According to Maria Laqueur, executive director of the Association of Part-Time Professionals and co-author with Donna Dickinson of Breaking Out of 9 to 5: How to Redesign Your Job to Fit You, "Job-sharing isn't for every job and it isn't for everybody."
Laqueur believes job sharing requires creative thinking-but she also believes that it is viewed as more difficult than it really is. It does, however, require more work than other flexible options, including evaluation of how it will fit into the overall work flow. Matching is complex, and the odds of finding a good partner are low, particularly when the initiating sharer which is usually how such positions arise-is restricted to looking inside the company. Success is often due to the people who compose the team.
"It is not in the nature of many people to work in that close bonding," she explains. "Commitment, compromise and communication are the core qualities required for job sharing." Laqueur sees a trend towards the use of job sharing for professional-level positions that cannot be cut to true part-time.
One HR manager who found job sharing difficult to arrange, but nonetheless, worth the trouble is Beth Gulding, director of human resources at the National School Board Association, based in Alexandria, Va. There are 130 employees and two shared jobs at NSBA. Gulding finds that in an organization of NSBA's size, the HR burden of administering a job share program falls on fewer people.
She is pleased with the way it's working out, however. The key, in her experience, has been flexibility on the part of the supervisors and department directors. The challenge was to find the correct sharers. As a small organization, NSBA had to recruit share partners from outside in both situations.
"Recruitment is more complex because not only do you have to find a person with the right skills and experience, you also have to find someone who doesn't mind sharing, who doesn't get proprietary about her work, who communicates well, and who is a good team member," Gulding explains.
Gulding recommends that any HR director considering job share arrangements think it all the way through before beginning to recruit, considering every possible problem and concern, like backup, travel responsibilities, benefits, administration, and so on, from beginning to end, and have the supervisor go through that same exercise. "If the supervisor is not 100 percent committed, it won't work."
At United Air Lines, headquartered in Chicago with more than 75,000 employees worldwide, employee ownership of the company led to a formalization of the flexible workplace in recognition of work/family issues. Patricia Carson, director, people services at United, explains that when the company became employee-owned in July 1994, the company culture became more team oriented.
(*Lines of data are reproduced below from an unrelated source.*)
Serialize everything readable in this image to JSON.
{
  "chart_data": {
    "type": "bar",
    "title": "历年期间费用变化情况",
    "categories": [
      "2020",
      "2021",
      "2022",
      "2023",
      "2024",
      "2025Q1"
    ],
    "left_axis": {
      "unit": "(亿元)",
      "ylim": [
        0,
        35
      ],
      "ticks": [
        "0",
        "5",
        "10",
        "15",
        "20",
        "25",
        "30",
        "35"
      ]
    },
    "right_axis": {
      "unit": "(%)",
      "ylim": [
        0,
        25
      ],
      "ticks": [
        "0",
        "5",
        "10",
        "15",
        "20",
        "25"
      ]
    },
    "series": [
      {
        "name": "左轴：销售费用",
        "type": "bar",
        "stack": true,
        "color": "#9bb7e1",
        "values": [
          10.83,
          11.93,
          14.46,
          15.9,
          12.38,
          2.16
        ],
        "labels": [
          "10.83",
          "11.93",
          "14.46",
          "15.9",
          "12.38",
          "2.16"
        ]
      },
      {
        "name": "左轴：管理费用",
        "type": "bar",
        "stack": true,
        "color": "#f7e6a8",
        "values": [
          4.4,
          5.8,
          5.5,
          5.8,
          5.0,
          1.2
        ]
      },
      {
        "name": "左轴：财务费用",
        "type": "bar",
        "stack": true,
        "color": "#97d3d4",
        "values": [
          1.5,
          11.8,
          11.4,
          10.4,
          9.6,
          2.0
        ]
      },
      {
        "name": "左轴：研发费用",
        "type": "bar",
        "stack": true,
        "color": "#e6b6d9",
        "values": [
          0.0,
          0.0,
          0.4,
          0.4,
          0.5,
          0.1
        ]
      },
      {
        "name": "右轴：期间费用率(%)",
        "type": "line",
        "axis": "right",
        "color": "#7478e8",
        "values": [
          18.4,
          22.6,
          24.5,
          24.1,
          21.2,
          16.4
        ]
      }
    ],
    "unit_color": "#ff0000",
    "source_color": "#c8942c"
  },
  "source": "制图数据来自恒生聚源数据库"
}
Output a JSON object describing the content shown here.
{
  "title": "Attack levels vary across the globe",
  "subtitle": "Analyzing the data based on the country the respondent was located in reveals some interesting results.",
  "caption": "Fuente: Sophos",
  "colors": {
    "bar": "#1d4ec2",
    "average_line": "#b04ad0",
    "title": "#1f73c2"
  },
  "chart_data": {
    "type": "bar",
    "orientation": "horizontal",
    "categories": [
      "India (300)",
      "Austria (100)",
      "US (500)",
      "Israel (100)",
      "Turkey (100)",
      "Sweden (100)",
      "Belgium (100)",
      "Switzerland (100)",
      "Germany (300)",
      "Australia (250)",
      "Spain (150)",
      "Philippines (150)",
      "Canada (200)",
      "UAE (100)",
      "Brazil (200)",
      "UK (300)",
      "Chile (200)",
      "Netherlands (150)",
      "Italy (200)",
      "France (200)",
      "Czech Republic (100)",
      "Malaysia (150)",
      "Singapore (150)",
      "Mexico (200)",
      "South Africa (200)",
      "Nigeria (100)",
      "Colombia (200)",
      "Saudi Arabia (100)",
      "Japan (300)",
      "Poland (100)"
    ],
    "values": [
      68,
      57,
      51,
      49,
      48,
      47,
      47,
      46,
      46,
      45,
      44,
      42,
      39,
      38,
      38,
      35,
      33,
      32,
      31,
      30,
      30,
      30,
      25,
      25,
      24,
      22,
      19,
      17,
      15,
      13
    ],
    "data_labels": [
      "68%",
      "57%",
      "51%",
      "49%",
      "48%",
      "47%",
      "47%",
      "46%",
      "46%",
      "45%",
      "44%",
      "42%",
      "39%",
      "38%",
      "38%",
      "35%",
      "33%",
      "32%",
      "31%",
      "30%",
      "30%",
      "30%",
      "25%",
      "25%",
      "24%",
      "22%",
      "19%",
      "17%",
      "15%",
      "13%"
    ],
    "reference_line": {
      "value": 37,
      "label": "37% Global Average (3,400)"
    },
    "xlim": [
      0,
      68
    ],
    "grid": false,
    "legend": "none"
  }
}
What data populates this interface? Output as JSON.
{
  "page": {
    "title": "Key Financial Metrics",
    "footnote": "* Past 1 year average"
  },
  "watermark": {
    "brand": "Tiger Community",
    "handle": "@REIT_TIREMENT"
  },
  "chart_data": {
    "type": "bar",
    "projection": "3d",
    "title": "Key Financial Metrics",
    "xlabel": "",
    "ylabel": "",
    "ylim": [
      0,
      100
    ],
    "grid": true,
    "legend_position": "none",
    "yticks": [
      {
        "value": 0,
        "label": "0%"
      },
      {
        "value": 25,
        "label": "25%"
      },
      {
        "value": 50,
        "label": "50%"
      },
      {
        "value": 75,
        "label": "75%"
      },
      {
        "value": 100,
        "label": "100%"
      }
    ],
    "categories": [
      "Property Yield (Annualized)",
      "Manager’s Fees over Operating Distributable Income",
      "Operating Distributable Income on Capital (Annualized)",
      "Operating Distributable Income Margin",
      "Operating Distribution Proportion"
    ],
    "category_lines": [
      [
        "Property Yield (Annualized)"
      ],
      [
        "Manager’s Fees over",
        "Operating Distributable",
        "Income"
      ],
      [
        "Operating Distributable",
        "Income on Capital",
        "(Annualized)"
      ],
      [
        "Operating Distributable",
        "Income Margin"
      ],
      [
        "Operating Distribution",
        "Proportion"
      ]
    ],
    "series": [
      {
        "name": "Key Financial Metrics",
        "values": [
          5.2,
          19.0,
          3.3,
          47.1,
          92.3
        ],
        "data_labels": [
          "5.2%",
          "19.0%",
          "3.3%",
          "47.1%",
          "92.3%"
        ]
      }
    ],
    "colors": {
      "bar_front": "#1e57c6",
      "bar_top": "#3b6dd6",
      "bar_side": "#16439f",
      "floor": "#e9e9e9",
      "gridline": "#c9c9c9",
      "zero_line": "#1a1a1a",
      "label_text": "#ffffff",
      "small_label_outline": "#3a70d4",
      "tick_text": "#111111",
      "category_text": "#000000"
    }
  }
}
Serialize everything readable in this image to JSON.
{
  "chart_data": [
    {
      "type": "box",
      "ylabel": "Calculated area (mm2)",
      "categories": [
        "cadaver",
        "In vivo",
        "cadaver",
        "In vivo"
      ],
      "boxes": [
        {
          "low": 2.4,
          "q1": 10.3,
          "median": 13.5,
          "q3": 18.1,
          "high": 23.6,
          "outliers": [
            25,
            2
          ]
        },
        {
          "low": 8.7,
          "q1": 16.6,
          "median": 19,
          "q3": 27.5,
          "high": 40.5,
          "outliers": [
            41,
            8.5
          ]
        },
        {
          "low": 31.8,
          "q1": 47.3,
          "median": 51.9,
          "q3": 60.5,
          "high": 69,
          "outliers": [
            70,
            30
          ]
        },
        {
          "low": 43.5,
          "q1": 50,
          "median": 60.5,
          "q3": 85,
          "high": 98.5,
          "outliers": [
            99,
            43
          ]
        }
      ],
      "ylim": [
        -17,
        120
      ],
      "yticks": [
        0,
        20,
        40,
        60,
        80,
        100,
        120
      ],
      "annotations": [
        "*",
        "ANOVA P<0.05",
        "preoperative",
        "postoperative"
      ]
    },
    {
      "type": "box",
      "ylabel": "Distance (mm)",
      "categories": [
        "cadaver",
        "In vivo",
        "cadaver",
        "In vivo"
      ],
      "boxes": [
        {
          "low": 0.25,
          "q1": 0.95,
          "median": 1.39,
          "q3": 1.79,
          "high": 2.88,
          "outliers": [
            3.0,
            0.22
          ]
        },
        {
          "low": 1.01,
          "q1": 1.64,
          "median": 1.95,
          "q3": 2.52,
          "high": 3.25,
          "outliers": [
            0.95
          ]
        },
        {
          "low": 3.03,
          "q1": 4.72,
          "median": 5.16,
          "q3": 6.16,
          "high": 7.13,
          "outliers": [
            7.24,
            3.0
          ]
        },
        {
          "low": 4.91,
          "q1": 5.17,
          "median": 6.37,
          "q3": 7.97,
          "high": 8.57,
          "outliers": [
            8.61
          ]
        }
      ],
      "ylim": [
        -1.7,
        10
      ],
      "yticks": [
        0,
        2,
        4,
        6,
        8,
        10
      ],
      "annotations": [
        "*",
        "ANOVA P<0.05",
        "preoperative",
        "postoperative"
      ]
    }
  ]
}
Employee involvement teams addressed various issues, including work schedule flexibility.
In terms of work schedules, United has three types of employees: those whose schedules have built-in flexibility, such as pilots and flight attendants; those whose jobs must be covered 24 hours a day, seven days a week, and include reservations and ground personnel at airports; and those who normally work a traditional 40-hour week, such as engineers and analysts. The task force looked at this last group for the first phase of its flexibility initiative.